Ed Board

Ed+Board

A recent Leader-Telegram article said University of Wisconsin System leaders have given approval for an increase in graduate and nonresident tuition at five schools.

UW-La Crosse, UW-Milwaukee, UW-Platteville, UW-Stout and UW-Whitewater have all been approved for these tuition changes by the Board of Regents. Undergraduate tuition is still frozen until the end of next year but graduate and nonresident tuition rates can still be adjusted.

Nonresident undergraduate tuition at La Crosse will increase 3.7 percent, 1 percent at Milwaukee and 3.4 percent at Whitewater. All five schools want to increase graduate tuition. Increases range from a half percent to nearly 18 percent depending on the program.

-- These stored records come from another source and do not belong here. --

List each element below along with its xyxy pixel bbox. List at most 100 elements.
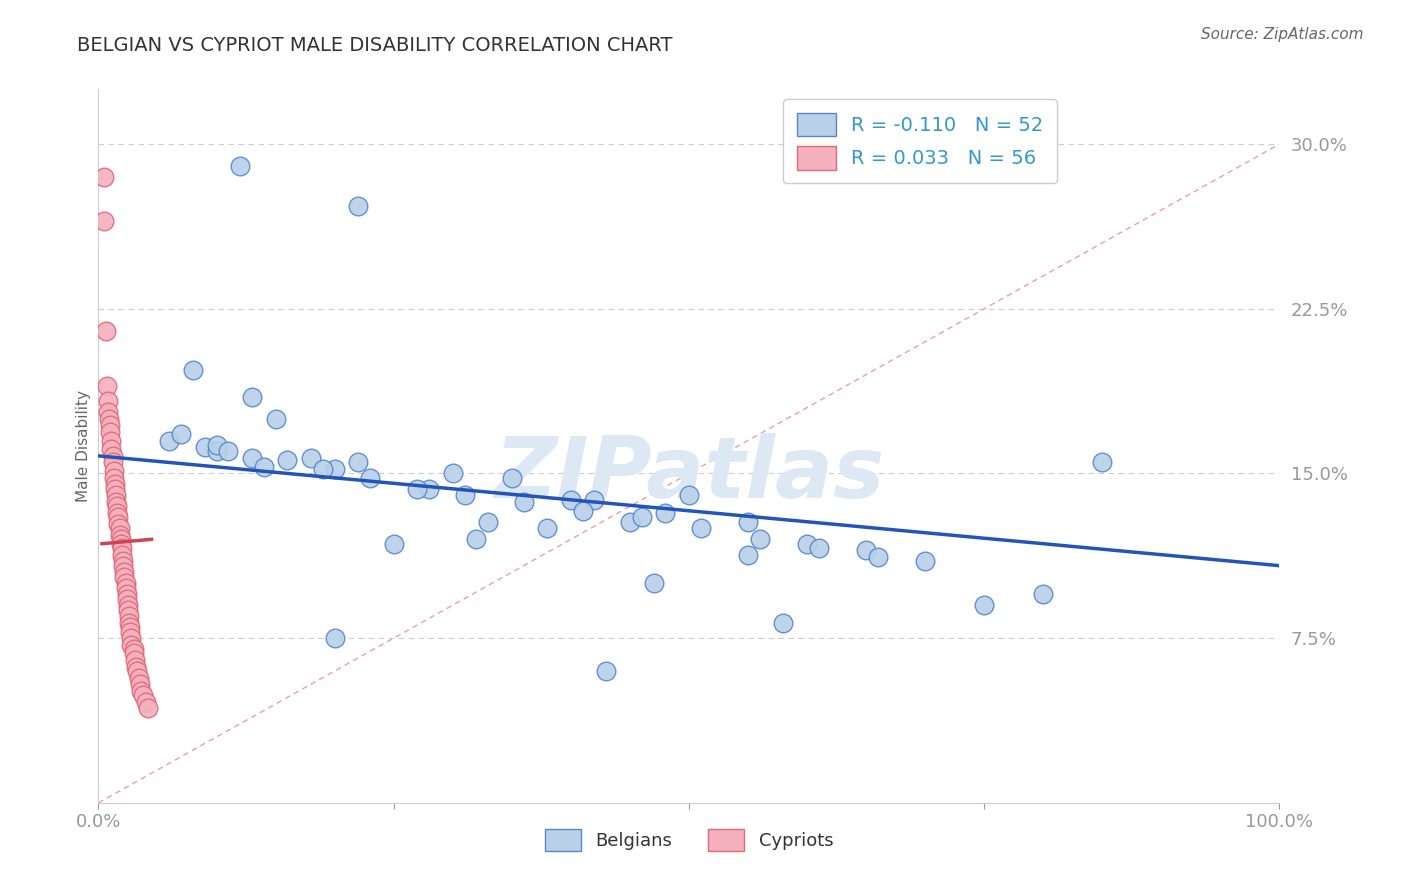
Point — [127, 664, 149, 678]
Point — [205, 444, 228, 458]
Point — [441, 467, 464, 481]
Point — [678, 488, 700, 502]
Point — [194, 440, 217, 454]
Point — [737, 548, 759, 562]
Point — [111, 548, 134, 562]
Point — [124, 653, 146, 667]
Point — [229, 159, 252, 173]
Point — [112, 566, 135, 580]
Point — [103, 471, 125, 485]
Point — [115, 591, 138, 606]
Point — [125, 659, 148, 673]
Point — [855, 543, 877, 558]
Point — [105, 506, 128, 520]
Point — [111, 541, 134, 555]
Point — [96, 378, 118, 392]
Point — [347, 198, 370, 212]
Point — [170, 426, 193, 441]
Point — [132, 688, 155, 702]
Point — [772, 615, 794, 630]
Point — [323, 462, 346, 476]
Point — [128, 671, 150, 685]
Point — [112, 554, 135, 568]
Point — [571, 504, 593, 518]
Point — [108, 521, 131, 535]
Point — [108, 528, 131, 542]
Point — [347, 455, 370, 469]
Point — [129, 683, 152, 698]
Point — [105, 500, 128, 514]
Point — [1091, 455, 1114, 469]
Point — [737, 515, 759, 529]
Point — [104, 477, 127, 491]
Point — [583, 492, 606, 507]
Point — [101, 449, 124, 463]
Point — [98, 418, 121, 433]
Point — [465, 533, 488, 547]
Point — [689, 521, 711, 535]
Point — [104, 482, 127, 496]
Point — [217, 444, 239, 458]
Point — [312, 462, 335, 476]
Point — [654, 506, 676, 520]
Point — [118, 615, 141, 630]
Point — [105, 495, 128, 509]
Point — [619, 515, 641, 529]
Point — [1032, 587, 1054, 601]
Point — [536, 521, 558, 535]
Point — [115, 587, 138, 601]
Point — [101, 455, 124, 469]
Point — [418, 482, 440, 496]
Point — [112, 569, 135, 583]
Point — [253, 459, 276, 474]
Point — [112, 558, 135, 573]
Point — [240, 390, 263, 404]
Point — [114, 576, 136, 591]
Point — [643, 576, 665, 591]
Point — [914, 554, 936, 568]
Legend: Belgians, Cypriots: Belgians, Cypriots — [537, 822, 841, 858]
Point — [477, 515, 499, 529]
Point — [110, 537, 132, 551]
Point — [135, 695, 157, 709]
Point — [128, 677, 150, 691]
Point — [107, 510, 129, 524]
Point — [299, 451, 322, 466]
Point — [120, 624, 142, 639]
Point — [796, 537, 818, 551]
Point — [595, 664, 617, 678]
Point — [406, 482, 429, 496]
Point — [359, 471, 381, 485]
Text: BELGIAN VS CYPRIOT MALE DISABILITY CORRELATION CHART: BELGIAN VS CYPRIOT MALE DISABILITY CORRE… — [77, 36, 673, 54]
Point — [120, 620, 142, 634]
Point — [114, 581, 136, 595]
Point — [748, 533, 770, 547]
Point — [105, 488, 128, 502]
Point — [118, 609, 141, 624]
Text: ZIPatlas: ZIPatlas — [494, 433, 884, 516]
Point — [93, 214, 115, 228]
Point — [382, 537, 405, 551]
Point — [97, 405, 120, 419]
Point — [205, 438, 228, 452]
Point — [100, 442, 122, 457]
Point — [157, 434, 180, 448]
Point — [136, 701, 159, 715]
Point — [276, 453, 298, 467]
Point — [264, 411, 287, 425]
Point — [122, 642, 145, 657]
Point — [807, 541, 830, 555]
Point — [97, 394, 120, 409]
Point — [453, 488, 475, 502]
Point — [630, 510, 652, 524]
Point — [181, 363, 204, 377]
Point — [98, 425, 121, 439]
Point — [240, 451, 263, 466]
Point — [94, 324, 117, 338]
Point — [107, 516, 129, 531]
Point — [122, 647, 145, 661]
Text: Source: ZipAtlas.com: Source: ZipAtlas.com — [1201, 27, 1364, 42]
Point — [110, 533, 132, 547]
Y-axis label: Male Disability: Male Disability — [76, 390, 91, 502]
Point — [93, 169, 115, 184]
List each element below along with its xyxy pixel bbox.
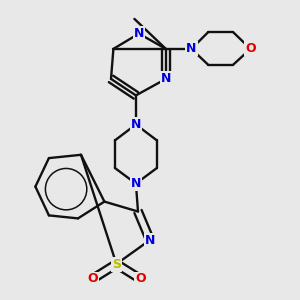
- Text: S: S: [112, 257, 121, 271]
- Text: N: N: [161, 72, 171, 86]
- Text: O: O: [135, 272, 146, 286]
- Text: N: N: [186, 42, 197, 56]
- Text: N: N: [131, 118, 141, 131]
- Text: N: N: [134, 27, 144, 40]
- Text: O: O: [87, 272, 98, 286]
- Text: N: N: [145, 233, 155, 247]
- Text: O: O: [245, 42, 256, 56]
- Text: N: N: [131, 177, 141, 190]
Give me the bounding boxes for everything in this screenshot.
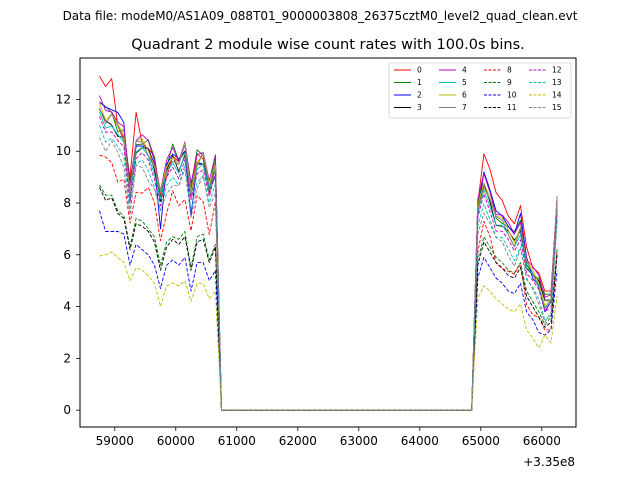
series-line-15: [99, 137, 558, 411]
y-tick-label-4: 4: [63, 300, 71, 314]
legend-label-0: 0: [417, 66, 422, 75]
x-tick-label-66000: 66000: [523, 434, 561, 448]
y-tick-label-2: 2: [63, 351, 71, 365]
legend-label-6: 6: [462, 91, 467, 100]
series-line-11: [99, 187, 558, 411]
legend-label-1: 1: [417, 78, 422, 87]
legend-label-13: 13: [552, 78, 562, 87]
y-axis: 0 2 4 6 8 10 12: [56, 92, 80, 417]
legend-label-11: 11: [507, 103, 517, 112]
plot-lines: [99, 75, 558, 411]
x-tick-label-65000: 65000: [462, 434, 500, 448]
y-tick-label-0: 0: [63, 403, 71, 417]
x-tick-label-63000: 63000: [340, 434, 378, 448]
legend-label-3: 3: [417, 103, 422, 112]
legend-label-5: 5: [462, 78, 467, 87]
x-tick-label-59000: 59000: [96, 434, 134, 448]
x-offset-label: +3.35e8: [523, 455, 575, 469]
plot-frame: [79, 57, 577, 428]
legend-label-2: 2: [417, 91, 422, 100]
series-line-14: [99, 251, 558, 411]
legend-label-15: 15: [552, 103, 562, 112]
y-tick-label-10: 10: [56, 144, 71, 158]
legend-label-8: 8: [507, 66, 512, 75]
x-tick-label-62000: 62000: [279, 434, 317, 448]
legend-label-4: 4: [462, 66, 467, 75]
series-line-12: [99, 116, 558, 411]
legend-label-12: 12: [552, 66, 562, 75]
legend-label-9: 9: [507, 78, 512, 87]
x-tick-label-60000: 60000: [157, 434, 195, 448]
x-axis: 59000 60000 61000 62000 63000 64000 65000 66000: [96, 427, 561, 448]
y-tick-label-6: 6: [63, 248, 71, 262]
legend-label-14: 14: [552, 91, 562, 100]
data-file-suptitle: Data file: modeM0/AS1A09_088T01_90000038…: [63, 9, 578, 23]
y-tick-label-8: 8: [63, 196, 71, 210]
legend-label-10: 10: [507, 91, 517, 100]
x-tick-label-61000: 61000: [218, 434, 256, 448]
x-tick-label-64000: 64000: [401, 434, 439, 448]
chart-title: Quadrant 2 module wise count rates with …: [131, 37, 525, 53]
legend-frame: [388, 62, 572, 119]
y-tick-label-12: 12: [56, 92, 71, 106]
legend-label-7: 7: [462, 103, 467, 112]
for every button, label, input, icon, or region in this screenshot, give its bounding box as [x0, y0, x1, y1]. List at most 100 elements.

Members of the editorial board were divided on whether a tuition increase like this would be good for UW-Eau Claire.

One member said increasing graduate and nonresident tuition would lower enrollment rates from those groups, which they said would either lead to an overall lower income rate for the school, or a potential lowering of enrollment standards for college.

“It hurts the institution, it hurts the society as a whole, especially at an economic level when you’re having that,” one members said. “And that’s the only way you could make up for that. I think in the long term you will be losing a lot of tuition from potential people out of state.”

Other members agreed that the state of the UW System as a whole was not looking good to outsiders. However, one member said it has been hard with the recent $250 million budget cuts, and since undergraduate tuition cannot physically be raised, the universities will have to raise money from other groups.

“It’s an unfortunate reality that the money you have as a university contributes to the quality of education you’re able to provide,” another member said. “It pays for your workers, it pays for your utilities, and if this university needs the money to give people a quality education, I think raising tuition is what they need to do.”

The editorial board voted against the tuition increase six to two.